There were no rodents in the snake room, and it's safe to say if she had gotten outside there's no chance she would have just happened to find her way back in through that hole.
I have no idea what she had been eating, especially through the winter, but it has always made me wonder if our methods of keeping snakes are not as great as we'd like to think they are.

That 8 month escape is the longest I've gone and ended up finding it. I do still on occasion look around outside in the summer hoping to find a radiated ratsnake I lost about 12 years ago.
 
She was gone for over 6 months. Like you Clay... imagine my shock to see her again.
 
Haha, that's awesome! Everytime I lose a snake, I tear the house apart for hours and hours and it always seems like when I do find it, it's no more than 5-feet from where it got out.
 
I know the larger snakes can go a very long time with out food,is that the same for the smaller snakes?

Maybe ya had some mice coming in that hole Clay.No chance of a couple baby beardies becoming a dinner?
 
A lot of people have mice during the winter months without even knowing it. House mice make themselves comfortable and aren't afraid to let you know they are there..they set up shop and expect to stay forever. Field/deer/white-footed mice however pretty much just want to keep to themselves and 80% of the time you don't know they are there - come spring they move back outdoors.
 
I know the larger snakes can go a very long time with out food,is that the same for the smaller snakes?

Maybe ya had some mice coming in that hole Clay.No chance of a couple baby beardies becoming a dinner?

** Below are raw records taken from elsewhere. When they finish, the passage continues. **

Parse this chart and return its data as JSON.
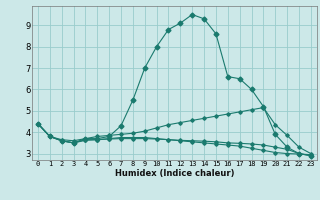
{
  "xlabel": "Humidex (Indice chaleur)",
  "ylabel": "",
  "bg_color": "#cce8e8",
  "grid_color": "#99cccc",
  "line_color": "#1a7a6e",
  "xlim": [
    -0.5,
    23.5
  ],
  "ylim": [
    2.7,
    9.9
  ],
  "xticks": [
    0,
    1,
    2,
    3,
    4,
    5,
    6,
    7,
    8,
    9,
    10,
    11,
    12,
    13,
    14,
    15,
    16,
    17,
    18,
    19,
    20,
    21,
    22,
    23
  ],
  "yticks": [
    3,
    4,
    5,
    6,
    7,
    8,
    9
  ],
  "curves": [
    {
      "x": [
        0,
        1,
        2,
        3,
        4,
        5,
        6,
        7,
        8,
        9,
        10,
        11,
        12,
        13,
        14,
        15,
        16,
        17,
        18,
        19,
        20,
        21,
        22,
        23
      ],
      "y": [
        4.4,
        3.8,
        3.6,
        3.5,
        3.7,
        3.7,
        3.8,
        4.3,
        5.5,
        7.0,
        8.0,
        8.8,
        9.1,
        9.5,
        9.3,
        8.6,
        6.6,
        6.5,
        6.0,
        5.2,
        3.9,
        3.3,
        3.0,
        2.9
      ],
      "marker": "D",
      "markersize": 2.5
    },
    {
      "x": [
        0,
        1,
        2,
        3,
        4,
        5,
        6,
        7,
        8,
        9,
        10,
        11,
        12,
        13,
        14,
        15,
        16,
        17,
        18,
        19,
        20,
        21,
        22,
        23
      ],
      "y": [
        4.4,
        3.8,
        3.65,
        3.6,
        3.7,
        3.8,
        3.85,
        3.9,
        3.95,
        4.05,
        4.2,
        4.35,
        4.45,
        4.55,
        4.65,
        4.75,
        4.85,
        4.95,
        5.05,
        5.15,
        4.35,
        3.85,
        3.3,
        3.0
      ],
      "marker": "D",
      "markersize": 1.8
    },
    {
      "x": [
        0,
        1,
        2,
        3,
        4,
        5,
        6,
        7,
        8,
        9,
        10,
        11,
        12,
        13,
        14,
        15,
        16,
        17,
        18,
        19,
        20,
        21,
        22,
        23
      ],
      "y": [
        4.4,
        3.8,
        3.6,
        3.5,
        3.65,
        3.65,
        3.7,
        3.75,
        3.75,
        3.75,
        3.7,
        3.65,
        3.6,
        3.55,
        3.5,
        3.45,
        3.4,
        3.35,
        3.25,
        3.15,
        3.05,
        3.0,
        2.98,
        2.95
      ],
      "marker": "D",
      "markersize": 1.8
    },
    {
      "x": [
        0,
        1,
        2,
        3,
        4,
        5,
        6,
        7,
        8,
        9,
        10,
        11,
        12,
        13,
        14,
        15,
        16,
        17,
        18,
        19,
        20,
        21,
        22,
        23
      ],
      "y": [
        4.4,
        3.8,
        3.6,
        3.5,
        3.62,
        3.65,
        3.68,
        3.7,
        3.7,
        3.7,
        3.68,
        3.65,
        3.62,
        3.6,
        3.58,
        3.55,
        3.5,
        3.48,
        3.45,
        3.4,
        3.3,
        3.2,
        3.0,
        2.9
      ],
      "marker": "D",
      "markersize": 1.8
    }
  ]
}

Corns have a higher matabolism than the boids.... so she has been feeding on something :shrug01:
 
I once had a Nelson's milk escape, and found it in the same room 5 months later, hanging out in my exoterra dart frog enclosure. Did it open the glass doors, or unlock the screen to get in, then close it behind itself? That was a very tight enclosure, as it had to contain fruit flies. It was not a large enclosure, and the snake was 2 feet long. Also amazing that a cb milksnake knew not to eat the darts, even though they aren't poisonous in captivity. Makes you think!